Le général Patton fut projeté à l'avant et sa tête a heurté une barre de séparation en métal entre l'avant et l'arrière de la voiture. Gay et Woodridge s'en sortirent indemnes. En fait, Patton est paralysé, il ne peut plus bouger ses deux jambes et ne sent plus la partie inférieure de son corps. Quand on releva Patton, qui avait la nuque brisée, il dit alors : « C'est trop bête de mourir comme cela. » Cependant, il ne succomba pas immédiatement. Il est conduit d'urgence à l'hôpital Militaire d'Heidelberg, où les médecins font un diagnostic plus que réservé.
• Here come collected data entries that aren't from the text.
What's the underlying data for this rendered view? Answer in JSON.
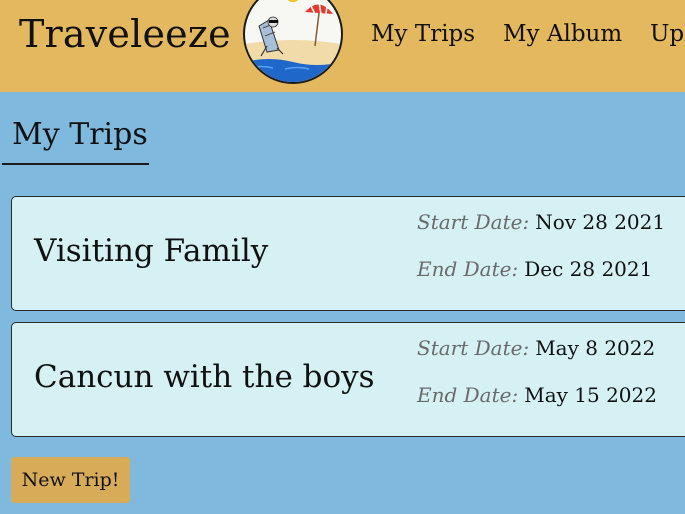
{
  "header": {
    "brand": "Traveleeze",
    "logo_icon": "beach-chair-umbrella-logo-icon",
    "nav": [
      {
        "label": "My Trips"
      },
      {
        "label": "My Album"
      },
      {
        "label": "Upl"
      }
    ]
  },
  "main": {
    "title": "My Trips",
    "trips": [
      {
        "name": "Visiting Family",
        "start_label": "Start Date:",
        "start_date": "Nov 28 2021",
        "end_label": "End Date:",
        "end_date": "Dec 28 2021"
      },
      {
        "name": "Cancun with the boys",
        "start_label": "Start Date:",
        "start_date": "May 8 2022",
        "end_label": "End Date:",
        "end_date": "May 15 2022"
      }
    ],
    "new_trip_label": "New Trip!"
  },
  "colors": {
    "header_bg": "#e3b85f",
    "page_bg": "#7fb9de",
    "card_bg": "#d5f1f4",
    "button_bg": "#d7ab58"
  }
}
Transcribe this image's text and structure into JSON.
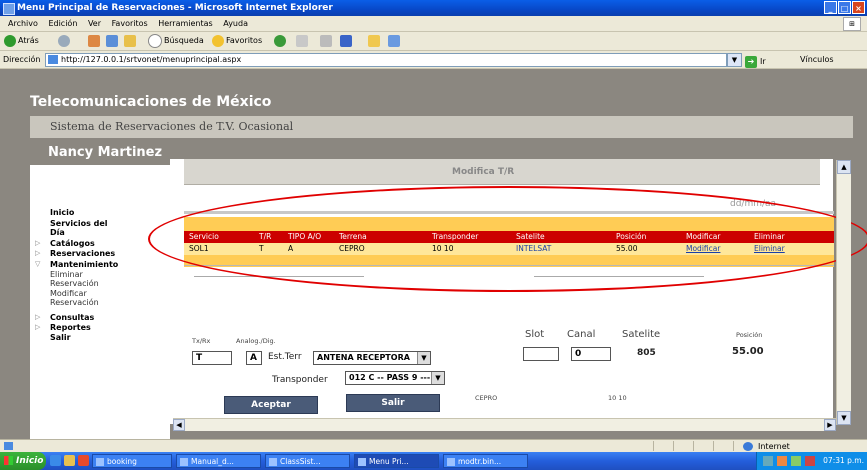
{
  "window": {
    "title": "Menu Principal de Reservaciones - Microsoft Internet Explorer",
    "buttons": [
      "_",
      "□",
      "×"
    ]
  },
  "menubar": [
    "Archivo",
    "Edición",
    "Ver",
    "Favoritos",
    "Herramientas",
    "Ayuda"
  ],
  "toolbar": {
    "back": "Atrás",
    "search": "Búsqueda",
    "favorites": "Favoritos"
  },
  "addressbar": {
    "label": "Dirección",
    "url": "http://127.0.0.1/srtvonet/menuprincipal.aspx",
    "go": "Ir",
    "links": "Vínculos"
  },
  "page": {
    "org_title": "Telecomunicaciones de México",
    "system_title": "Sistema de Reservaciones de T.V. Ocasional",
    "user_name": "Nancy Martinez"
  },
  "nav": {
    "inicio": "Inicio",
    "servicios_del": "Servicios del",
    "dia": "Día",
    "catalogos": "Catálogos",
    "reservaciones": "Reservaciones",
    "mantenimiento": "Mantenimiento",
    "eliminar": "Eliminar",
    "reservacion1": "Reservación",
    "modificar": "Modificar",
    "reservacion2": "Reservación",
    "consultas": "Consultas",
    "reportes": "Reportes",
    "salir": "Salir"
  },
  "panel": {
    "heading": "Modifica T/R",
    "ghost_date": "dd/mm/aa"
  },
  "grid": {
    "headers": [
      "Servicio",
      "T/R",
      "TIPO A/O",
      "Terrena",
      "Transponder",
      "Satelite",
      "Posición",
      "Modificar",
      "Eliminar"
    ],
    "row": {
      "servicio": "SOL1",
      "tr": "T",
      "tipo": "A",
      "terrena": "CEPRO",
      "transponder": "10 10",
      "satelite": "INTELSAT",
      "posicion": "55.00",
      "modificar": "Modificar",
      "eliminar": "Eliminar"
    }
  },
  "form": {
    "tx_rx_label": "Tx/Rx",
    "tx_rx_value": "T",
    "analog_label": "Analog./Dig.",
    "analog_value": "A",
    "est_terr_label": "Est.Terr",
    "est_terr_value": "ANTENA RECEPTORA",
    "slot_label": "Slot",
    "slot_value": "",
    "canal_label": "Canal",
    "canal_value": "0",
    "satelite_label": "Satelite",
    "satelite_value": "805",
    "posicion_label": "Posición",
    "posicion_value": "55.00",
    "transponder_label": "Transponder",
    "transponder_value": "012 C -- PASS 9 ---",
    "aceptar": "Aceptar",
    "salir": "Salir",
    "terrena_text": "CEPRO",
    "transponder_text": "10 10"
  },
  "status": {
    "zone": "Internet"
  },
  "taskbar": {
    "start": "Inicio",
    "tasks": [
      "booking",
      "Manual_d...",
      "ClassSist...",
      "Menu Pri...",
      "modtr.bin..."
    ],
    "clock": "07:31 p.m."
  }
}
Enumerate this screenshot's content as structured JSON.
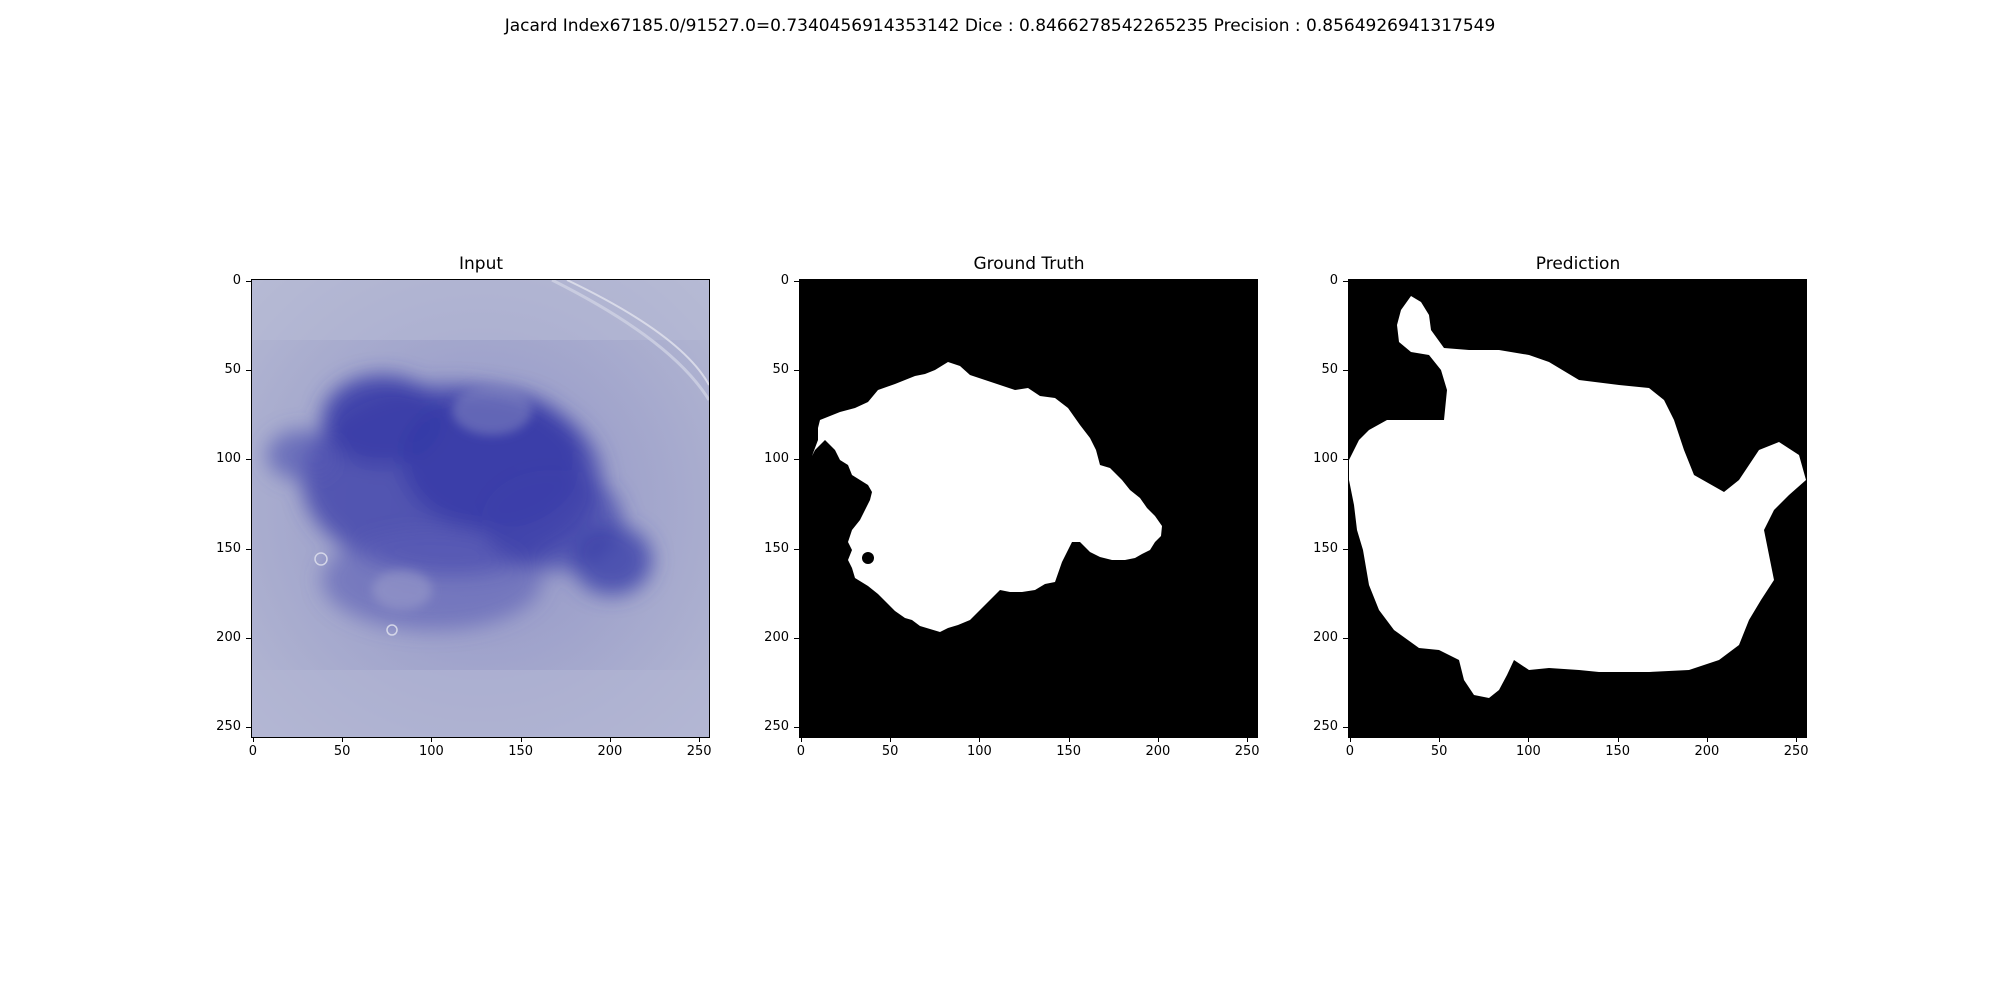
{
  "figure": {
    "suptitle": "Jacard Index67185.0/91527.0=0.7340456914353142 Dice : 0.8466278542265235 Precision : 0.8564926941317549"
  },
  "panels": [
    {
      "title": "Input"
    },
    {
      "title": "Ground Truth"
    },
    {
      "title": "Prediction"
    }
  ],
  "axes": {
    "x_ticks": [
      "0",
      "50",
      "100",
      "150",
      "200",
      "250"
    ],
    "y_ticks": [
      "0",
      "50",
      "100",
      "150",
      "200",
      "250"
    ]
  },
  "colors": {
    "mask_foreground": "#ffffff",
    "mask_background": "#000000",
    "lesion": "#3a3fa8",
    "skin": "#a7a9cf"
  }
}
Son état est jugé critique. Le 21 décembre 1945, il décède d’une embolie pulmonaire (ou d’une crise cardiaque selon certaines sources non confirmées), en présence de sa femme.Il est inhumé au cimetière militaire américain de Hamm au Luxembourg, au milieu des hommes de sa 3rd US Army, le 24 décembre 1945. L'accident a eu lieu un jour avant que Patton ne retourne aux Etats-Unis. Le Général Patton avait toujours désiré mourir dans une bataille...

Faits peu connus :

1. Il y a beaucoup de spéculations sur le fait que Patton en raison de ses opinions impopulaires et politiques aurait pu être assassiné.

2. Le général Patton était responsable de l’enquête sur le plus grand vol de l’histoire, celui du vol du train de la Reichsbank, l’enquête était sous sa juridiction, le vol de l’or s’est passé sur le territoire contrôlé par Patton. Le film « La cible étoilée » retrace cette affaire.

3. Il est dit que Patton n'a pas été blessé dans l'accident de la Cadillac et du GMC, il a été transféré sur une jeep, qui à son tour, s'est écrasée dans un deuxième accident causant les blessures fatales.

4. Le nom du conducteur du camion et le camion (qui n'ont jamais été retrouvés) et les détails exacts n'ont jamais été pleinement révélés.